A film-maker and naturalist wants to put our underwater forest on the world map.
The kelp forest – which is 100m wide in places and has fronds up to 17m high – stretches around our coastline.
Craig Foster’s journey into this aquatic wonderland started some 10 years ago.
Memories of happy childhood days in the ocean inspired him to dive like our ancestors, without a wetsuit or scuba gear, using the kelp to pull himself down to the ocean floor.
Craig spoke last week at the launch of the book, Sea Change, which tells of his experiences diving the kelp forest along with co-author, surfer, and founder of Wavescape Ocean Festival Ross Frylinck, of City Bowl, and conservation journalist Pippa Ehrlich, of Kalk Bay, who also edited the book.
Craig says it took one year of diving every day, building up brown adipose tissue (or brown fat) – a substance found in small pockets in the body that acts like natural heaters – before he stopped shivering.
And after three years of daily diving, he says, his chronic chest infections, colds and flu disappeared, and he started playing squash again after having stopped 10 years previously.
But it was adapting what he had learned both from indigenous people and scientists that enabled him, he says, to create a unique way to track sea creatures.
Craig says nowhere in the world has underwater tracking been documented in the way he and Ross have been doing.
“It’s normally done using modern technology, focusing on one technique, involving capture, tag, release it back into the wild. For the San Bushmen of the Central Kalahari, the wind and the insects are the timekeepers for tracking. In the sea, it’s the molluscs and the swell,” says Craig.
Over the past eight years and hundreds of hours of underwater exploration, they have also made biological discoveries, including 40 new animal behaviours and seven new species of shrimp, one of them named after Craig, Heteromysis Fosteri.
They also founded SeaChange Trust, working alongside WWF-SA Sustainable Seafood Initiative (SASSI) and the Mission Blue: Sylvia Earle Alliance to change the laws and ultimately promote marine-protected areas.
Craig says only 0.4% of South Africa’s oceans are protected, falling well short of the country’s required goal of 10%.
Their underwater tracking technique has attracted interest from ocean conservation and marine biology circles from around the world including UCT’s Professor Charles Griffiths who attended the book launch, at the Clifton Surf Lifesaving Club.
Craig describes this master marine tracker, who has spent years decoding the kelp forest on his own, as a “gracious and patient” teacher.
The underwater story is told through double-spread pictures and experiences that combine indigenous knowledge, marine biology and Paleo-science.
But, more importantly, it tells the story of how they build relationships with some of the sea creatures they meet on these regular dives, including Craig’s experiences of being wrapped in a stingray’s embrace.
At first Ross was sceptical of Craig’s experiences until he began having them himself.
Sea Change also chronicles how the divers have undergone a transformation as they patiently watched and recorded the secrets of these often alien-like creatures.
And there is also the story of letting go of fear and the relationship between fathers and sons.
Craig taught his son, Tom, how to dive the same way his father taught him – piggyback style. Tom’s initiation to becoming a teenager was a ride on the back of a three-metre-long shark.

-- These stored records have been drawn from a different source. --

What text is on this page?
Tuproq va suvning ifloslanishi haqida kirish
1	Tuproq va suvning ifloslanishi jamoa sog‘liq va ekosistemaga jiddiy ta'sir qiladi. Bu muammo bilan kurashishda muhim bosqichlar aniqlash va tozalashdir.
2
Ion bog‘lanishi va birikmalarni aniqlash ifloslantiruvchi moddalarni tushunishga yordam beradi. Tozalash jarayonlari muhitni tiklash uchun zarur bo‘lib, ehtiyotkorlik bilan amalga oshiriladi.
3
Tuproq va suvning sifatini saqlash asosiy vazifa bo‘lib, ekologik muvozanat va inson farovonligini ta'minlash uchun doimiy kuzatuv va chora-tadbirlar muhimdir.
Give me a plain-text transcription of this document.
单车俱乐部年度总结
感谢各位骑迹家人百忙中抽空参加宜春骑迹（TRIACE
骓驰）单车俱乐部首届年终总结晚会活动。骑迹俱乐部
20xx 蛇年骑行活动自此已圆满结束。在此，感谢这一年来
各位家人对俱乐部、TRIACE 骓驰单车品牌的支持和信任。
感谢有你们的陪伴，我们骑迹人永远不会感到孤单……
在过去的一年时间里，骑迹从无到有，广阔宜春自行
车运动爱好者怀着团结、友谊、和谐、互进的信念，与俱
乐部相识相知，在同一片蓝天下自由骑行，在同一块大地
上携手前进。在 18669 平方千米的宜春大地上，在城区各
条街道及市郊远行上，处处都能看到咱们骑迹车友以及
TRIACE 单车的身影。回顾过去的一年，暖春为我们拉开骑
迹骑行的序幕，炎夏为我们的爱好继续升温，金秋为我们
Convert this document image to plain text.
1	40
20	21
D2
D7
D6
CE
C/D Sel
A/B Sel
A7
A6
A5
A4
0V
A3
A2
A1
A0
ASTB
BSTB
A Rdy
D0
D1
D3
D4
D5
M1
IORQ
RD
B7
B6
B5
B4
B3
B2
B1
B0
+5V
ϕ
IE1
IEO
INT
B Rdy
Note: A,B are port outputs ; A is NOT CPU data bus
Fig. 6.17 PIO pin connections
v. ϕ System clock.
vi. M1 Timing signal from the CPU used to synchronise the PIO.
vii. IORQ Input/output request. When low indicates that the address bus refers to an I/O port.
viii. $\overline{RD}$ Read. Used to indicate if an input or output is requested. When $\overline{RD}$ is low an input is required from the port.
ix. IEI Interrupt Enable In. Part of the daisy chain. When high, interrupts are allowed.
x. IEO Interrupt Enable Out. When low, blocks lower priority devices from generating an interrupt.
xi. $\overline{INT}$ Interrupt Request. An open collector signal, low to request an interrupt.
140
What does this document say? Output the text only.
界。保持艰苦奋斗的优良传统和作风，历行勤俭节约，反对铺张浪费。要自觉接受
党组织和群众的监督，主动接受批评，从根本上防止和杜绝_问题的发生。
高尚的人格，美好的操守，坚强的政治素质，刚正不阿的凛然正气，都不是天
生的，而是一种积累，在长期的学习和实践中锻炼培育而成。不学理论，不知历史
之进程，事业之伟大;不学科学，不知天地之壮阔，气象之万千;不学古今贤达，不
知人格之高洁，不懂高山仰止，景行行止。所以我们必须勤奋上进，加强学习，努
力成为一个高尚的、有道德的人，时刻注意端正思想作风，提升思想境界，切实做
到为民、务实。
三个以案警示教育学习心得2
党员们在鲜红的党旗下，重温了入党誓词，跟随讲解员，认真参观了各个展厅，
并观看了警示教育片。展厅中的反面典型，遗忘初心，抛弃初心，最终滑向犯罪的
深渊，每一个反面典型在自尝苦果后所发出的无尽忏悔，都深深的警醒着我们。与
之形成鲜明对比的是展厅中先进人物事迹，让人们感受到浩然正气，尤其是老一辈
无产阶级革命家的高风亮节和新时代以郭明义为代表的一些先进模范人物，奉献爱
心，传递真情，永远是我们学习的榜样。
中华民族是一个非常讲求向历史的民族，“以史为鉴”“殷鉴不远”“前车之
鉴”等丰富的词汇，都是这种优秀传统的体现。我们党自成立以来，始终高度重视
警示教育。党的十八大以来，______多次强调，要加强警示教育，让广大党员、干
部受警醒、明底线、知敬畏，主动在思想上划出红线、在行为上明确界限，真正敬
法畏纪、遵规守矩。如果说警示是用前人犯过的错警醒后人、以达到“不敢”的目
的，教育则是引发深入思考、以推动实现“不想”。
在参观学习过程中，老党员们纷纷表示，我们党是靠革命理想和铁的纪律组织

Sea Change is the start of a number of initiatives for the trust that includes exhibitions, field courses, an outreach campaign and a documentary, My Octopus Teacher.
This records Craig’s relationship with a wild octopus he named Superstar, which, he says, became the greatest inspiration in his life.
In September 2017, Craig gave a talk in Parliament about how this animal’s wisdom translates to conservation and science.
“These animals are incredibly intelligent. Every time I dive, there are fewer and fewer of them, with 30 000 animals taken out each year, not to mention the by-catch from long lines attached to drop pots attached on a kilometre long rope. They’re not only catching octopus, they’re entangling whales,” says Craig.
“This is an inhumane way to catch thousands of incredibly intelligent, wild creatures, trapped inside tiny plastic boxes for days, terrified, waiting, slowly starving only to be killed by a blow to the head. It’s torture for a creature with a mind that rivals high-intelligence mammals,” says Craig.
He adds that it is illegal in Europe to carry out scientific studies on octopuses without sedating them. With Superstar, he built a relationship of trust, going on hunting forays and eventually being allowed to put a small camera in the creature’s den.
This led to him becoming scientific adviser to BBC’s Blue Planet 2 and shooting a film highlighting the uniqueness of octopuses.
Pippa stresses the massive threats to the kelp forest, from climate change, pollution, overfishing, poaching, and that 98% of the ocean territory surrounding our coast has been earmarked for mining for gas and oil. All these threats impact on the kelp forest ecosystem.
Sea Change: Primal joy and the art of underwater tracking, is published by Quivertree Publications.